The public notoriety of a multiple murderer doesn’t justify the release of her medical records, the Connecticut Supreme Court decided Monday.
In the majority opinion, five Connecticut Supreme Court justices found that the trial court should not hand over 200 pages of psychiatric, medical, and dental records related to Amy Archer Gilligan, a serial murderer whose story was widely-publicized and became the basis for the dark comedic film, Arsenic and Old Lace.
“We conclude that the trial court improperly affirmed the commission’s determination that Gilligan’s medical and dental records were not exempt,” Justice Dennis Eveleigh wrote in the majority decision.
The decision was largely based on the court’s interpretation of privilege between a psychiatrist and their patient.
“Our understanding of the broad veil of secrecy created by the psychiatrist-patient privilege also supports our conclusion that medical and dental records that are created by an inpatient mental health facility during the treatment of a patient are exempt,” Eveleigh wrote.
Gilligan was found guilty of poisoning her husband and a resident of a nursing home she operated and was believed to have poisoned more with arsenic. Gilligan was held in a state-run psychiatric hospital from 1924 until she died in 1962.
Ron Robillard, an East Hartford resident and author, filed a Freedom of Information complaint against the Department of Mental Health and Addiction Services, which denied him access to the records. Robillard claimed the state violated its public records disclosure law by denying his request for Gilligan’s records. The lower court agreed with Robillard, but DMHAS appealed the decision.
Most of the justices sided with the Department of Mental Health and Addiction Services, but Justices Andrew McDonald and Richard Palmer dissented in part with how their colleagues interpreted Connecticut’s Freedom of Information law. McDonald wrote in his concurrence that there should be a presumption that all records are public and the burden to prove they aren’t falls to the state agency.
In this case, McDonald, who has seen the records, said it’s not clear that the dental and medical records are related to the psychiatric care of Gilligan.

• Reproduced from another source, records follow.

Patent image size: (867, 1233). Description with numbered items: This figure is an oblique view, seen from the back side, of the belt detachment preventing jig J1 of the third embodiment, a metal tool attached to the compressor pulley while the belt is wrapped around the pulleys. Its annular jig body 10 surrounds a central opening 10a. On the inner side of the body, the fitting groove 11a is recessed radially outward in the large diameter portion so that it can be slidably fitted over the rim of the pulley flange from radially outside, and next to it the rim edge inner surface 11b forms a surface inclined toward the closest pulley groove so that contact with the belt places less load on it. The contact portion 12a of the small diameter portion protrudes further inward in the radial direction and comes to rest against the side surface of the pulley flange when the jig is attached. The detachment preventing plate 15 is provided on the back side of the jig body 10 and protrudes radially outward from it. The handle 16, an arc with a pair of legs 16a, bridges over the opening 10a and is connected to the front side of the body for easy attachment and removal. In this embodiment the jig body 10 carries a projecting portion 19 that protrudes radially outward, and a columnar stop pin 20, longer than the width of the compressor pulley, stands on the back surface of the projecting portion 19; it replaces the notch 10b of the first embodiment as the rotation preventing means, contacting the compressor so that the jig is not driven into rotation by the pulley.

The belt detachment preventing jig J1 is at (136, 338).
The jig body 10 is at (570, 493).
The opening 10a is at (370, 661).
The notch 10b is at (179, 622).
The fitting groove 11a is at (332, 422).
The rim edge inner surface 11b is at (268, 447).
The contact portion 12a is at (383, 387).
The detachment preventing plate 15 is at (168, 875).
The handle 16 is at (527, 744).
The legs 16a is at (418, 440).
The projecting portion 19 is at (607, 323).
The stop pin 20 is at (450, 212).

The department claimed psychiatric privilege in its appeal.
“In my view, the law is more nuanced than the department allows,” McDonald wrote. “It is possible, but unclear from the face of the documents, that the medical and dental records may relate to Gilligan’s psychiatric treatment.”

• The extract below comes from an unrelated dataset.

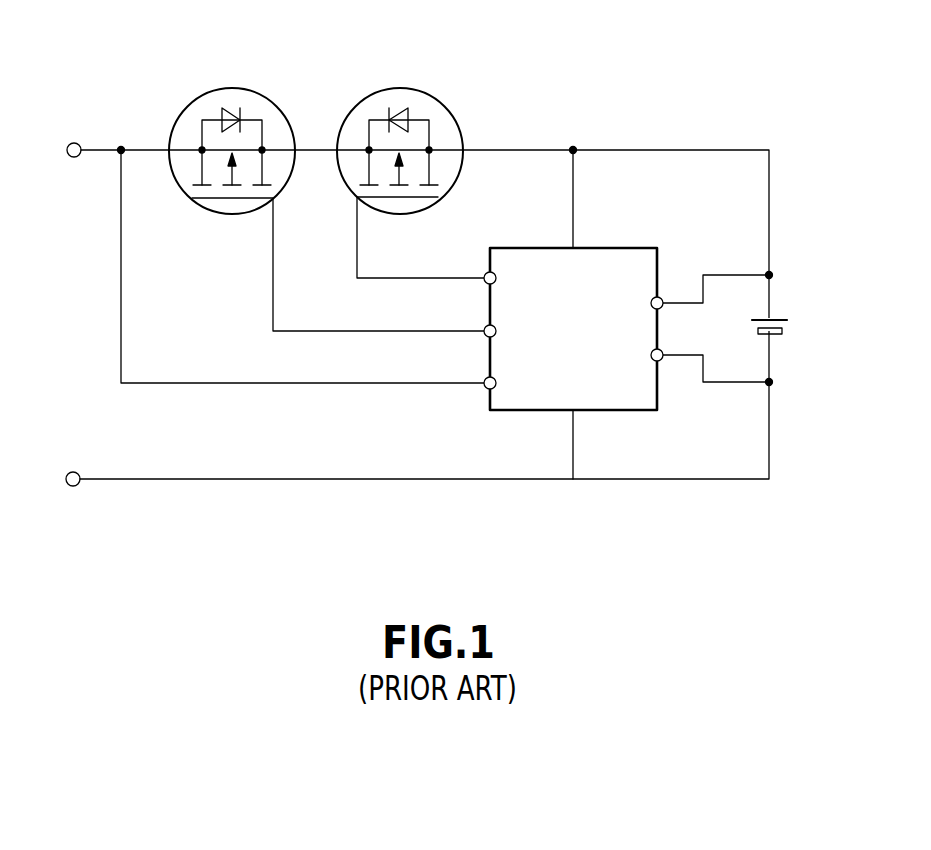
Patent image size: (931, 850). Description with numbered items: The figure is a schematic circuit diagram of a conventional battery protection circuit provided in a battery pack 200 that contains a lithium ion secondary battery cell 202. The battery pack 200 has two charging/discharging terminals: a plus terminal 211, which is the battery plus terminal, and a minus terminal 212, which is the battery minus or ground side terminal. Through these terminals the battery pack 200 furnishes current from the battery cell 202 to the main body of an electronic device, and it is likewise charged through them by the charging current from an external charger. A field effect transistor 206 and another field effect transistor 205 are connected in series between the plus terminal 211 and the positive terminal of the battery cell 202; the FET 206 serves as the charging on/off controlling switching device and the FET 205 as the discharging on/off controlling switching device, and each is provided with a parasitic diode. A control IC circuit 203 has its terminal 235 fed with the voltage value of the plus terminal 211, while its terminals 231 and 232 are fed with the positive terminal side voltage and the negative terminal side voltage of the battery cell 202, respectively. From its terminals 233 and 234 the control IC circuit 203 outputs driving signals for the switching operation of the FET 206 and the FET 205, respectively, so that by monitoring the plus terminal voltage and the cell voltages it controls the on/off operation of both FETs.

He said he would reverse in part the commission’s decision that all of the documents at issue must be released and turn the case back to the lower court for further consideration of the medical and dental records.

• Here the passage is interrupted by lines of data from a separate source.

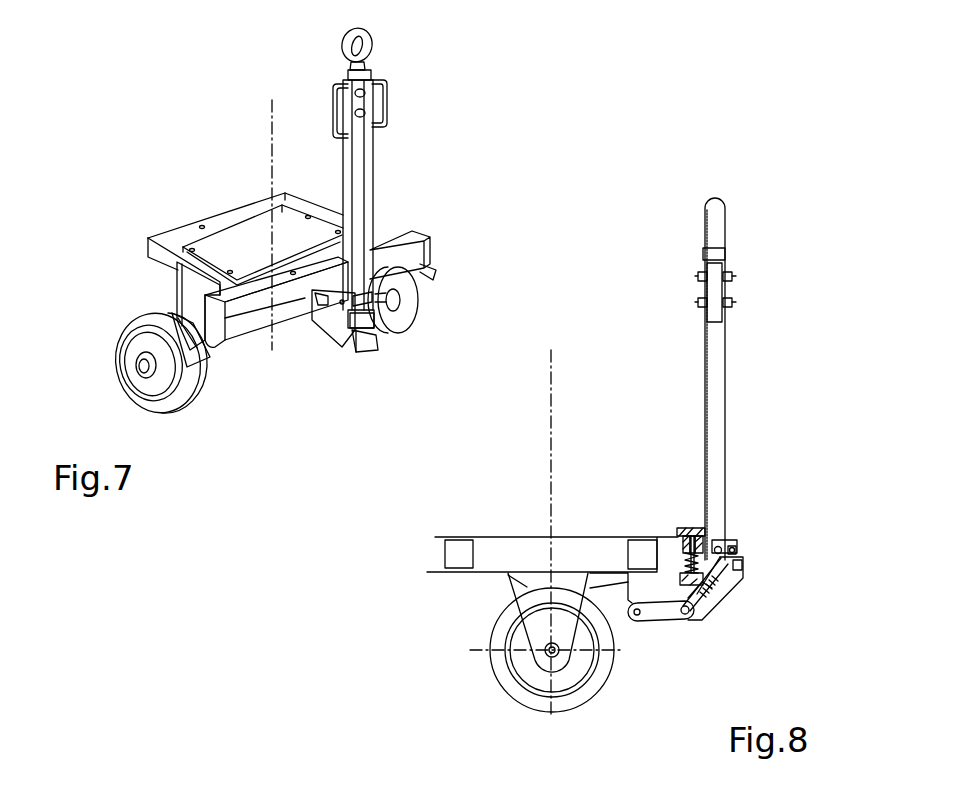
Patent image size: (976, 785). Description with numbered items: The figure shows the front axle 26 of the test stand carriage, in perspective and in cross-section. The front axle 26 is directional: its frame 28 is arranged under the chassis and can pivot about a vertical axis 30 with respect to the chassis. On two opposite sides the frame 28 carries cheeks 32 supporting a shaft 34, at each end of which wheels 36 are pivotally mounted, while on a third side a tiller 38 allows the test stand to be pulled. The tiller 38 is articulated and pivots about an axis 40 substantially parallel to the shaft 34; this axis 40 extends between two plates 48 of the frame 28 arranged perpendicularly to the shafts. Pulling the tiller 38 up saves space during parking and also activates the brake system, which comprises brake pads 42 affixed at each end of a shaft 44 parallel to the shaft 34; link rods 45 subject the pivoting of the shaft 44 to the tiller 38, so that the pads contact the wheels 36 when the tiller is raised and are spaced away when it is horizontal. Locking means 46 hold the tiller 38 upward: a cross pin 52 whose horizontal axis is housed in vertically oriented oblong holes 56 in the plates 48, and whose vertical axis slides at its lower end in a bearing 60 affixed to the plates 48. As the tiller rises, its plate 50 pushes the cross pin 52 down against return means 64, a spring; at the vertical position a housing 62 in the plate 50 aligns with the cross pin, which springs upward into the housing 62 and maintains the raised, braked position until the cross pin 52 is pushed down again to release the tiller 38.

In FIG. 7, the front axle 26 is at (175, 133).
In FIG. 8, the front axle 26 is at (531, 508).
In FIG. 7, the frame 28 is at (250, 210).
In FIG. 8, the frame 28 is at (552, 554).
In FIG. 7, the vertical axis 30 is at (273, 128).
In FIG. 8, the vertical axis 30 is at (551, 385).
In FIG. 7, the cheeks 32 is at (190, 296).
In FIG. 8, the cheeks 32 is at (507, 573).
In FIG. 7, the shaft 34 is at (237, 347).
In FIG. 8, the shaft 34 is at (560, 657).
In FIG. 8, the wheels 36 is at (523, 698).
In FIG. 7, the tiller 38 is at (362, 175).
In FIG. 8, the tiller 38 is at (717, 368).
In FIG. 8, the axis 40 is at (729, 539).
In FIG. 7, the brake pads 42 is at (200, 365).
In FIG. 8, the shaft 44 is at (638, 618).
In FIG. 8, the link rods 45 is at (695, 622).
In FIG. 7, the locking means 46 is at (363, 343).
In FIG. 8, the locking means 46 is at (675, 514).
In FIG. 7, the plates 48 is at (334, 338).
In FIG. 8, the plates 48 is at (728, 577).
In FIG. 8, the plate 50 is at (690, 530).
In FIG. 7, the cross pin 52 is at (320, 312).
In FIG. 8, the cross pin 52 is at (684, 545).
In FIG. 7, the oblong holes 56 is at (355, 334).
In FIG. 8, the bearing 60 is at (680, 577).
In FIG. 8, the housing 62 is at (707, 535).
In FIG. 8, the return means 64 is at (716, 563).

Oral arguments in the case were heard in January.
Valicia Dee Harmon, an attorney for the commission, argued that the public has a valid interest in Gilligan’s records because she was a public figure. She said the state should apply a federal policy calling for the disclosure of personal records after the death of a person and the passage of 50 years.
“For a public figure like Teddy Roosevelt or Amy Archer Gilligan, the passage of time really makes the status of that record a reflection of history,” Harmon said. “What we’re asking the court to recognize is the combination of her public figure status combined with the passage of 50 years. The fact of the matter is that these records are between 91 and 50 years old.”
Assistant Attorney General Jacqueline S. Hoell, who represented DMHAS, argued that disclosing Gilligan’s records would set a dangerous precedent that may discourage people from seeking psychiatric help at state-run facilities.
“The impact that this would have on a patient’s ability to be open and frank with their mental health providers is really important,” she said. “For example a woman may not want to disclose to her psychiatrist that she had an abortion in the past and that’s causing her depression or she may not want to give her psychiatrist access to past medical records . . . if she knows that these may become subject to the Freedom of Information Act.”
Hoell rejected the idea that Gilligan’s health care records should be treated differently based on public interest in her infamous crimes.
“Legitimate public concern — it’s not equivalent to curiosity and that’s essentially what we have in this case,” she said.